In the handful of years I knew @rickcarone, he made a profound impact on me. During the entire time of our friendship he was fighting for his life but he wouldn’t use his illness as an excuse. He showed me what tough really was. As he battled cancer, he hit home runs, lifted weights and ran the mountain with me, went on some amazing and tough hunts, and was successful! He fought and loved, he fought and lead, he fought and worshipped, he fought and lived life to the fullest! Rick was an example of a man I’d like to become. The way he lived his life, smiling while hurting and being an amazing, supportive and unwavering friend to many as cancer tried to beat him down continually had me wondering, Could I be a better person, a better friend, could I be as strong as Rick? Thank you for your positive influence on me brother. I’m going to miss you dearly. My heart breaks for your daughters and your family and I pray that grief passes gently. I love you Rick. Cam
The outpouring from both the baseball and outdoor communities is a true testament of Rick’s character and passion for living a positive life, even after his terminal diagnosis. Modeling his life through God, family, and friends, Carone never questioned how he was going to live out his life to the best of his abilities.
I cannot begin to even explain how much this guy has meant to me and has inspired me to be a better, more Christ like man! @rickcarone thank you brother for all the lives you have touched and for always doing it for Gods Glory and not your own. Thank you for always fighting for what you believe in and for your girls! You are one of the strongest men mentally, physically, and most importantly spiritually that I've ever known. A lot of times we question why things happen to certain ones and that's probably something we will never truly understand, but I do know that because of you, thousands and thousands of other lives have been changed!
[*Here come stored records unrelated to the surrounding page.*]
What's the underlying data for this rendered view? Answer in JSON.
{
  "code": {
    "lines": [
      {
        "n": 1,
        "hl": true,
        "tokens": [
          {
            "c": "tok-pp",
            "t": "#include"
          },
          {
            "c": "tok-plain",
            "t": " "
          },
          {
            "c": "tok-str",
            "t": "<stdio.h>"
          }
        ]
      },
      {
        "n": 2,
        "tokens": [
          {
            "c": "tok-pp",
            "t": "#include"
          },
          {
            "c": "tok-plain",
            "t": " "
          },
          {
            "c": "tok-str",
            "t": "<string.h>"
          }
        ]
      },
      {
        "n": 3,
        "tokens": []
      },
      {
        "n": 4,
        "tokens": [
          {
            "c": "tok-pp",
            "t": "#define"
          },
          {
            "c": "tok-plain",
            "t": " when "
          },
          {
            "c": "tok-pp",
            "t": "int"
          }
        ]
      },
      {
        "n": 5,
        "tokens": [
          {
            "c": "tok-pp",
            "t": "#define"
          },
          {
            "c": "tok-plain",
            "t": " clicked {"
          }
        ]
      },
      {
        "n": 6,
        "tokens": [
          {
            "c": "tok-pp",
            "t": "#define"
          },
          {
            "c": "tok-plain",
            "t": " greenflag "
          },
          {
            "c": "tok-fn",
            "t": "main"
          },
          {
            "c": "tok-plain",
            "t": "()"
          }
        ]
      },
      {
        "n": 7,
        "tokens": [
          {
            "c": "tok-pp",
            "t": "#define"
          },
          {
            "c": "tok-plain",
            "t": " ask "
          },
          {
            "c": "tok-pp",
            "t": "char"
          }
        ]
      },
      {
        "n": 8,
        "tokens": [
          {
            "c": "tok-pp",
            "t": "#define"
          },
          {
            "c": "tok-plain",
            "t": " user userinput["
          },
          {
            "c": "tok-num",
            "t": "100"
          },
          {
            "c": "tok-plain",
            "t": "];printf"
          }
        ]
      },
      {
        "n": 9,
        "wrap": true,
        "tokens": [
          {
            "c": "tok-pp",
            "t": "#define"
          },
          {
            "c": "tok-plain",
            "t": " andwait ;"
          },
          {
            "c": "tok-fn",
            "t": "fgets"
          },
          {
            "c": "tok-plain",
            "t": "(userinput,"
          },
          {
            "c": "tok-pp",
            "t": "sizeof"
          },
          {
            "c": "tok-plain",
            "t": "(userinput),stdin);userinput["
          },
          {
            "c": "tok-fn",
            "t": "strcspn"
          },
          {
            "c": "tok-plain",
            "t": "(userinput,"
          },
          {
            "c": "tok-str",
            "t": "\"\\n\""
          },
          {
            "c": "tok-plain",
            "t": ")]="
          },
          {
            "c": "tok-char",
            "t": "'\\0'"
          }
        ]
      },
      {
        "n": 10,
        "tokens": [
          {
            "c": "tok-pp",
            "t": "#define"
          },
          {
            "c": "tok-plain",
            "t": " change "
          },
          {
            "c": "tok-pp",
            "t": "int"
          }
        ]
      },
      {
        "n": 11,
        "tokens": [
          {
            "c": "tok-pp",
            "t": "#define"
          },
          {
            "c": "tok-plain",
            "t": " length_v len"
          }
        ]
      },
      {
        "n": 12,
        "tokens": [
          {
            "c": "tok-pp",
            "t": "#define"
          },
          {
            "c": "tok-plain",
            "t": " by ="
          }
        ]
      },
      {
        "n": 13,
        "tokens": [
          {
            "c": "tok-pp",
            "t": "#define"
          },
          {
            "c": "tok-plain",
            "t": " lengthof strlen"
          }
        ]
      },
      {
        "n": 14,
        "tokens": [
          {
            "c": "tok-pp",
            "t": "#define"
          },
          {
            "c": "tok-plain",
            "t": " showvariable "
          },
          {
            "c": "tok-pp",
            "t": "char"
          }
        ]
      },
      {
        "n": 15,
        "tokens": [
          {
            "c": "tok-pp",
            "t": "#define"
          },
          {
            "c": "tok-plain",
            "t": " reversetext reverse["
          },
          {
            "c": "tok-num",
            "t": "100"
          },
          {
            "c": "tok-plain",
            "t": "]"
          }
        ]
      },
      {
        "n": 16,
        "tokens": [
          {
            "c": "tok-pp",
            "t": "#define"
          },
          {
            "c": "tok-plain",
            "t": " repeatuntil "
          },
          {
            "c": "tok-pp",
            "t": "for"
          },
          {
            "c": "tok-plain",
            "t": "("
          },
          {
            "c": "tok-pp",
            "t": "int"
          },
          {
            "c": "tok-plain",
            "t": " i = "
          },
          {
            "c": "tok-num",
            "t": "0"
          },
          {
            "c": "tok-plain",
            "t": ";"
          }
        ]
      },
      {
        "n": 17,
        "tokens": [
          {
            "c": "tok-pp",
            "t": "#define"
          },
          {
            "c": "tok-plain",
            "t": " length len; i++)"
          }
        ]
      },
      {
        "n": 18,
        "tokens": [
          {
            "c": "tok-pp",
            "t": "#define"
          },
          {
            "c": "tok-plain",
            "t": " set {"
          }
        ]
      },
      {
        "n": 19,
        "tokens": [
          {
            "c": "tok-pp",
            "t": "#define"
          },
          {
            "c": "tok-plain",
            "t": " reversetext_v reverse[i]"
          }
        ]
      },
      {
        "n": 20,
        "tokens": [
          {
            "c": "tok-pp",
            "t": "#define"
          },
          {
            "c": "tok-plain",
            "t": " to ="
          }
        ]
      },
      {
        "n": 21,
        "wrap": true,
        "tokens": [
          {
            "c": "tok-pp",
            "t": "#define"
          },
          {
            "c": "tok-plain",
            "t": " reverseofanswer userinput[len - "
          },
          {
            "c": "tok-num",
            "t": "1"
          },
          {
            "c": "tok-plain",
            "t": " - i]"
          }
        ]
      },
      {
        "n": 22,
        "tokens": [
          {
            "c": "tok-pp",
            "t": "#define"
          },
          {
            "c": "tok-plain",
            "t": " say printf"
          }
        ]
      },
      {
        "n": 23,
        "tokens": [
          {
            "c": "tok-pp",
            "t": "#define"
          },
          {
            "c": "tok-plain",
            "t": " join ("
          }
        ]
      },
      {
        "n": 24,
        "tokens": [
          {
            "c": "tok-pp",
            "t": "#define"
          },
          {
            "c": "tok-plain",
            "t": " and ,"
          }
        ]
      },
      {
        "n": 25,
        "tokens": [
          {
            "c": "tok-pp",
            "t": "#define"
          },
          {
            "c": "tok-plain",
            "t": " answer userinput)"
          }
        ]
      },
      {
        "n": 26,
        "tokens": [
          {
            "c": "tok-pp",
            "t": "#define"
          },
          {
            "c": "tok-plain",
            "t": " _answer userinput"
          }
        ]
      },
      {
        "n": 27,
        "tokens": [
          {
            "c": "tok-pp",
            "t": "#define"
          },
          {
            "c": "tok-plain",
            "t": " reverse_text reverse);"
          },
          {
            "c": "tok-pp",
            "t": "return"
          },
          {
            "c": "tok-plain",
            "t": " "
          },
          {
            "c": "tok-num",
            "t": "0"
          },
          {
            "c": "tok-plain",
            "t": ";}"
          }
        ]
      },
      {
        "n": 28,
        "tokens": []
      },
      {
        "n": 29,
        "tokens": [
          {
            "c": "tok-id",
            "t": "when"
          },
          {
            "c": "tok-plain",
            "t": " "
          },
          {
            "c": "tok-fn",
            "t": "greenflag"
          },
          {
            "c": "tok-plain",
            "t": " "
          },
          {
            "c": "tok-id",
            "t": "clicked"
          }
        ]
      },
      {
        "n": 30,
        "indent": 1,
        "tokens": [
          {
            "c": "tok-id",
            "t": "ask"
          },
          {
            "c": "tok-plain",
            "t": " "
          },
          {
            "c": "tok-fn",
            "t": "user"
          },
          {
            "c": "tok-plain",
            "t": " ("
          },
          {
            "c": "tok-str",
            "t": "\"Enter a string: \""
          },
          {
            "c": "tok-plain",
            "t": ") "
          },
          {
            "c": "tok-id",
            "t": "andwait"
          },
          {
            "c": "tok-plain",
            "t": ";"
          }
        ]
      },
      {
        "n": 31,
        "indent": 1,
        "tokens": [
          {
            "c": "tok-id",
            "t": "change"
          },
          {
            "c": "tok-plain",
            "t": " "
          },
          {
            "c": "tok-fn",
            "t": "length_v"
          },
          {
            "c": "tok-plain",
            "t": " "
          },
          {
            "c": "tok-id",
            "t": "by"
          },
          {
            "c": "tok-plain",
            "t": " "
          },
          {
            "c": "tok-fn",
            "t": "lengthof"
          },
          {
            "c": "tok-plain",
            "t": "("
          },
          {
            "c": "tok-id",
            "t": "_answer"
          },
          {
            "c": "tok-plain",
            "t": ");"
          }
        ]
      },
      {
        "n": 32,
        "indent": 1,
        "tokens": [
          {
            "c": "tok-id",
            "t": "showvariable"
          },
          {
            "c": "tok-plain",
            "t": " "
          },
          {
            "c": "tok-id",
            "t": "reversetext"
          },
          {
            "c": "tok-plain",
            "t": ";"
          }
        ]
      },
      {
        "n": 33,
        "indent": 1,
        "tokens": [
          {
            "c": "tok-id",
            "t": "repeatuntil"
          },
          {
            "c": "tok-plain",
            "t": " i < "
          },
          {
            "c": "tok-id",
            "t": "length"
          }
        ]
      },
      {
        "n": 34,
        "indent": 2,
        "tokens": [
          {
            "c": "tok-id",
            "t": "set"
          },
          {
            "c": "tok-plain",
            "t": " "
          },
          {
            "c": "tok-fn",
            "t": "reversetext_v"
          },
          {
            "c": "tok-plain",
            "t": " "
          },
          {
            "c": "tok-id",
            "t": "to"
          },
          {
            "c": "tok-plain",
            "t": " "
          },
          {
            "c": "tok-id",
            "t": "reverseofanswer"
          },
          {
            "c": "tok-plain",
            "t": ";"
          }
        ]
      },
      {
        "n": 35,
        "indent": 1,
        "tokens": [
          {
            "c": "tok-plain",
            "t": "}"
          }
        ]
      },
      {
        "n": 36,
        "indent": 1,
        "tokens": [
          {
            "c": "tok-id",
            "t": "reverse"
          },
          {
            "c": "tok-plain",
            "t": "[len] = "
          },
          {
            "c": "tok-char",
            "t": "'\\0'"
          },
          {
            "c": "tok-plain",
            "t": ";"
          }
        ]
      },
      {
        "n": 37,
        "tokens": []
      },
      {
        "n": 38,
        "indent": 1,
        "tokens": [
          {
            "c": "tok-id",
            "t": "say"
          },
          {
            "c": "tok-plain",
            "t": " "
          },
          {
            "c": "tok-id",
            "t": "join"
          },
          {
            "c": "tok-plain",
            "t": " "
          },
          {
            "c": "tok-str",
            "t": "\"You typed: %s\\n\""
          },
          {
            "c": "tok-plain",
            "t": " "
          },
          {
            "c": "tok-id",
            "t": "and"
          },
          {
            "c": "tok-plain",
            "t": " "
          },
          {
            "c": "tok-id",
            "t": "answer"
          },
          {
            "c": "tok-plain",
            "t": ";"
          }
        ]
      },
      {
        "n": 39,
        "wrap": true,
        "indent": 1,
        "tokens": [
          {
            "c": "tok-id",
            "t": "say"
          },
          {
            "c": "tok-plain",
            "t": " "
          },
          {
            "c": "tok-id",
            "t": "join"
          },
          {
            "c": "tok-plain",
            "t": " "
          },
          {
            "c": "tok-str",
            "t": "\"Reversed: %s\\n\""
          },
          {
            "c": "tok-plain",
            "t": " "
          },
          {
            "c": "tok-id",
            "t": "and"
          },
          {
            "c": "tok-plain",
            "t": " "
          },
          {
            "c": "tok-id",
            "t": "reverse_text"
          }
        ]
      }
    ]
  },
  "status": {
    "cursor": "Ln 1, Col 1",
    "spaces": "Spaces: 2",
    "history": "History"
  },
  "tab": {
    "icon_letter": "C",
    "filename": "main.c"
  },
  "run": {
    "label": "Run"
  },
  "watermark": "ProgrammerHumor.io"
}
Including my own. Although we now mourn your physical passing, we rejoice that you are no longer in pain and you are with the King of Kings watching down on all of us now! We all love you and miss you brother! You have my word that your wishes will be fulfilled and I will see you again one day buddy! God Bless your two beautiful girls and family! #shutdowncancer #kcancer @teamcarone @teamcaronefoundation @the108stitches
“The cancer has spread from my pancreas to my liver and kidneys. It is Stage IV Terminal; It is what it is. God has a plan, I choose the positive direction,” a quote on the Sheep Shape TV website reads.
His initial diagnosis in 2013, Carone was given a 15 percent chance of survival past year one. He leaves behind two daughters, Karsyn, currently enrolled at Ole Miss, and Tyler, a high school senior in Texas.
For those interested in contributing, a donation to the Carone Family Trust can be made and will go towards funding Rick’s daughter’s education.